Concerning this important exhibition, Director of Association Barbara Cerizza has stated:
“Mani Tese has always understood that the injustices endured by the so-called peripheries of the world are caused by an unfair social and economic global system that we all keep nourishing and that we all can change. The installation we open to the public today is contextualized in this scenario”.
The exhibition was developed around three installations located in Piazza XXIV Maggio, where visitors took an interactive and multimedia path, exploring different social, cultural and environmental contexts where Fast Fashion had a negative impact on.
The first path was about the textile industries and the noxious effect that this system is having on the environment. The exhibition explained how to make a pair of jeans typically requires 3,800 liters of water, 12 m2 of space and 18,3 kw/h of electricity. It is a huge waste of resources if one thinks about the fact that approximately three and half billion of jeans are produced each year.

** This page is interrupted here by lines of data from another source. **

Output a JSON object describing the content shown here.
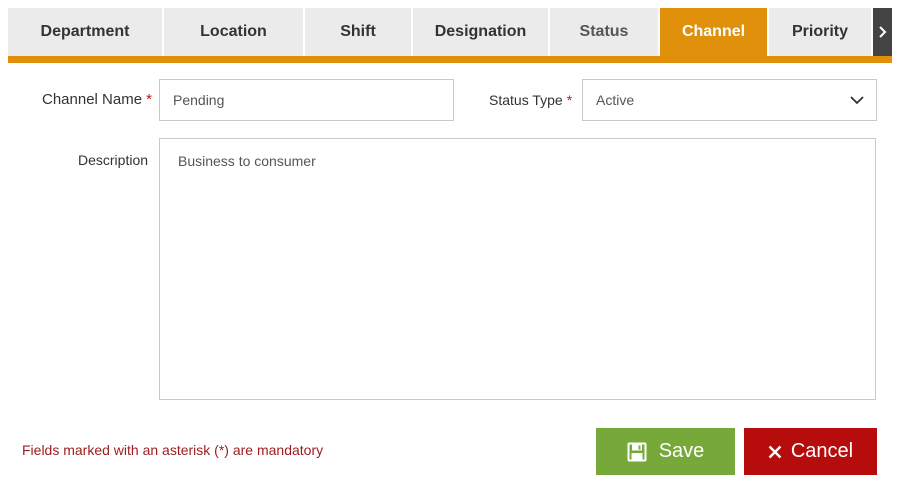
{
  "tabs": [
    {
      "label": "Department"
    },
    {
      "label": "Location"
    },
    {
      "label": "Shift"
    },
    {
      "label": "Designation"
    },
    {
      "label": "Status"
    },
    {
      "label": "Channel"
    },
    {
      "label": "Priority"
    }
  ],
  "active_tab": "Channel",
  "form": {
    "channel_name_label": "Channel Name",
    "channel_name_value": "Pending",
    "status_type_label": "Status Type",
    "status_type_value": "Active",
    "description_label": "Description",
    "description_value": "Business to consumer",
    "required_marker": "*",
    "mandatory_note": "Fields marked with an asterisk (*) are mandatory"
  },
  "buttons": {
    "save_label": "Save",
    "cancel_label": "Cancel"
  },
  "colors": {
    "accent": "#e0900b",
    "save": "#77a93a",
    "cancel": "#b60c0c",
    "required": "#c0161b"
  },
  "icons": {
    "tab_scroll": "chevron-right-icon",
    "select": "chevron-down-icon",
    "save": "save-icon",
    "cancel": "close-icon"
  }
}
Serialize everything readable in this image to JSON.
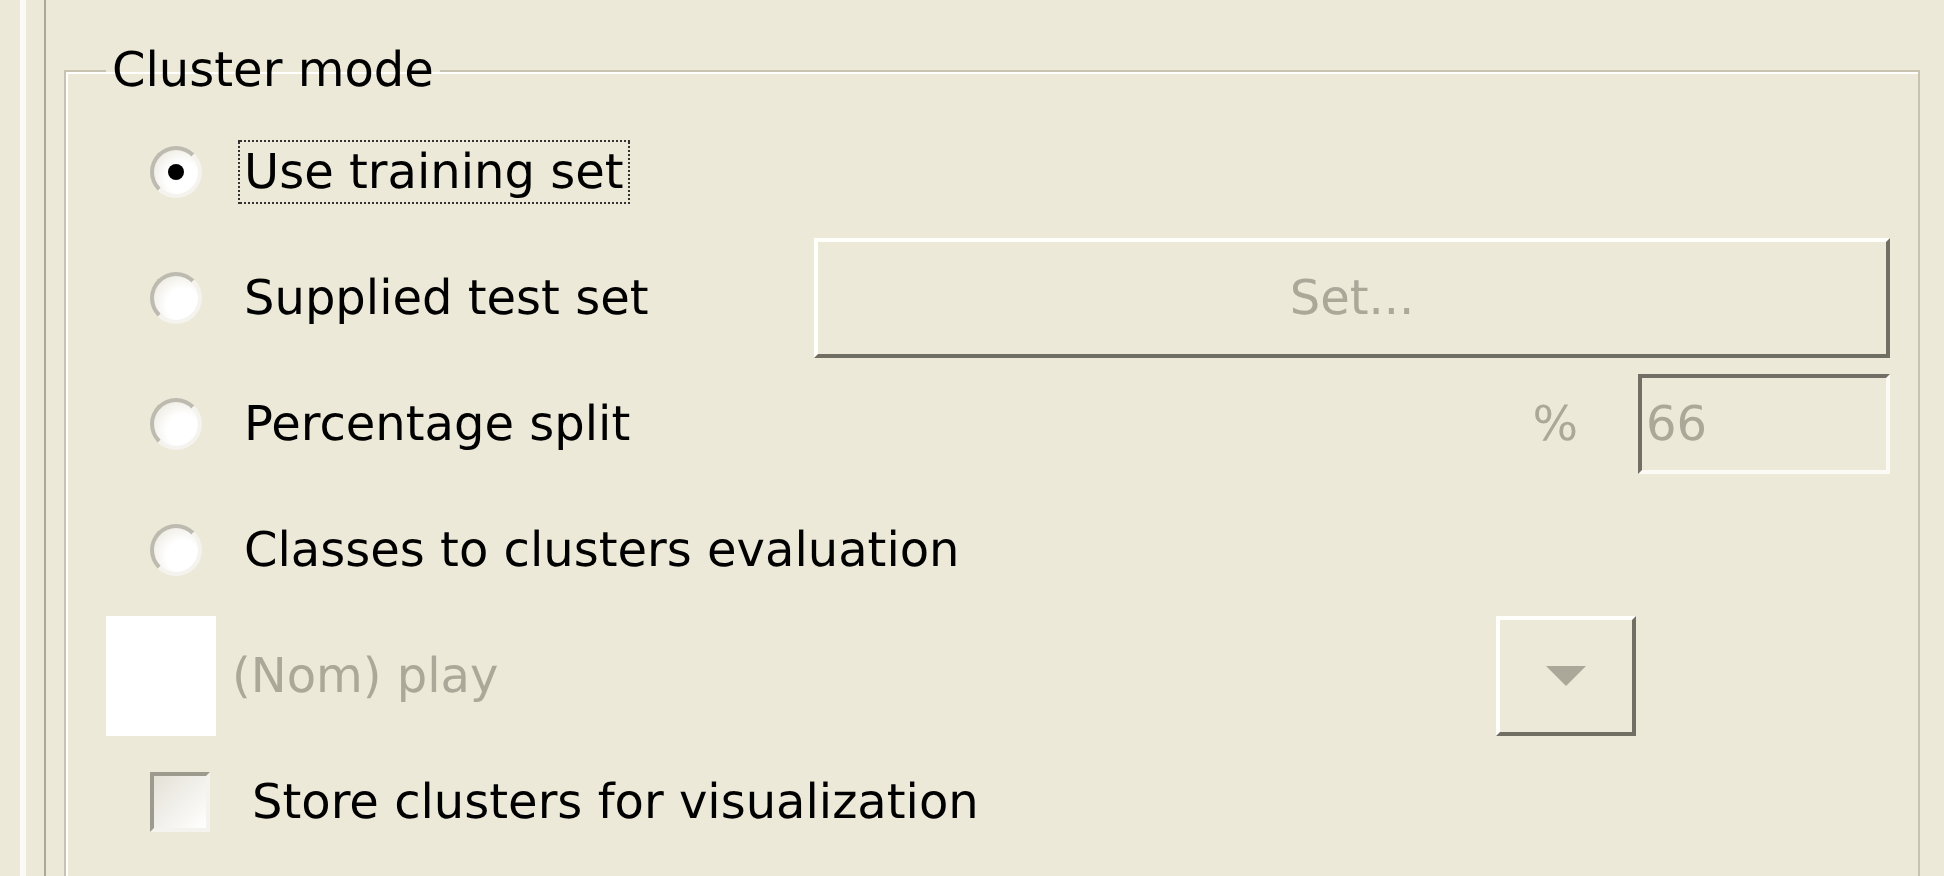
{
  "group": {
    "title": "Cluster mode"
  },
  "modes": [
    {
      "label": "Use training set",
      "selected": true,
      "focused": true
    },
    {
      "label": "Supplied test set",
      "selected": false,
      "focused": false
    },
    {
      "label": "Percentage split",
      "selected": false,
      "focused": false
    },
    {
      "label": "Classes to clusters evaluation",
      "selected": false,
      "focused": false
    }
  ],
  "test_set_button": {
    "label": "Set...",
    "disabled": true
  },
  "split": {
    "symbol": "%",
    "value": "66",
    "disabled": true
  },
  "class_select": {
    "value": "(Nom) play",
    "disabled": true
  },
  "store_clusters": {
    "label": "Store clusters for visualization",
    "checked": false
  }
}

The second path was concerned on social sustainability, making a point on the exploitation of child labour in textile industries. An augmented reality video showed how a life of a child should be, and how it actually is in many places of the world.

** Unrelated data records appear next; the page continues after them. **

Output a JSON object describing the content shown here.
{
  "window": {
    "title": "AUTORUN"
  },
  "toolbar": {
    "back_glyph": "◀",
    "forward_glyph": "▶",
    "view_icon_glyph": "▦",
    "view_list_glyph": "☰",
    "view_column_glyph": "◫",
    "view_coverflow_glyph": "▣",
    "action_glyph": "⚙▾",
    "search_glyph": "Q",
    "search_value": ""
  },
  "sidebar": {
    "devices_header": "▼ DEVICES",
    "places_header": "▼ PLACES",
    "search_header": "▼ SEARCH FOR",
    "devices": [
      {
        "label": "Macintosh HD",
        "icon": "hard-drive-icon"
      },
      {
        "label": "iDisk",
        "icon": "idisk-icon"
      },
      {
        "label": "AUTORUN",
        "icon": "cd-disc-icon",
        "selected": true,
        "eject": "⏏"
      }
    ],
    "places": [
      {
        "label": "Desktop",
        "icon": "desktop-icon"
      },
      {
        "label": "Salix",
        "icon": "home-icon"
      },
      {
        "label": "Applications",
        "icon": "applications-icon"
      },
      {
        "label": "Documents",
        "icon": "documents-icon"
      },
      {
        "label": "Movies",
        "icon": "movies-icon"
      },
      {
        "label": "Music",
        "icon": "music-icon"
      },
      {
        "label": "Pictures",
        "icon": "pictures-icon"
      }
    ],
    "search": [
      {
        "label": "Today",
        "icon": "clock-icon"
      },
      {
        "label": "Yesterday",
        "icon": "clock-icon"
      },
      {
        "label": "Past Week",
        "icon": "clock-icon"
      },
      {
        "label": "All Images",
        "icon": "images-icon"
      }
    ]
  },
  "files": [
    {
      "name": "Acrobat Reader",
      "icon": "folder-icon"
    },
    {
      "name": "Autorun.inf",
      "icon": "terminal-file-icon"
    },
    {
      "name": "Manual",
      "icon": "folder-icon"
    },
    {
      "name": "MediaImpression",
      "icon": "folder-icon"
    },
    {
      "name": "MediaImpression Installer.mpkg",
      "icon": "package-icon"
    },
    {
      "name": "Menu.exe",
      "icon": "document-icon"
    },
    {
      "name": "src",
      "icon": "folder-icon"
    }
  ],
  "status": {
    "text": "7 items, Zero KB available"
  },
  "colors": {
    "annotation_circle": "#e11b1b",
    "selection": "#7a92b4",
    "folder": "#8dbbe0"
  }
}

The last installation was more interactive; the public could follow the journey of two pieces of clothing, a hat and a pair of shoes, from cotton fields to the shelves where they are exhibited and then sold. It was a comparison between an ethic industry and a non-sustainable one. Furthermore, visitors had the chance to use the Good news- Si può fare platform to see the successes of many industries which made of sustainability their motto. Finally, the public could also send an email to their favourite brands to ask them for a more sustainable approach.
At the end of the exhibition, visitors received a brochure with further information and
advice on how to buy more consciously.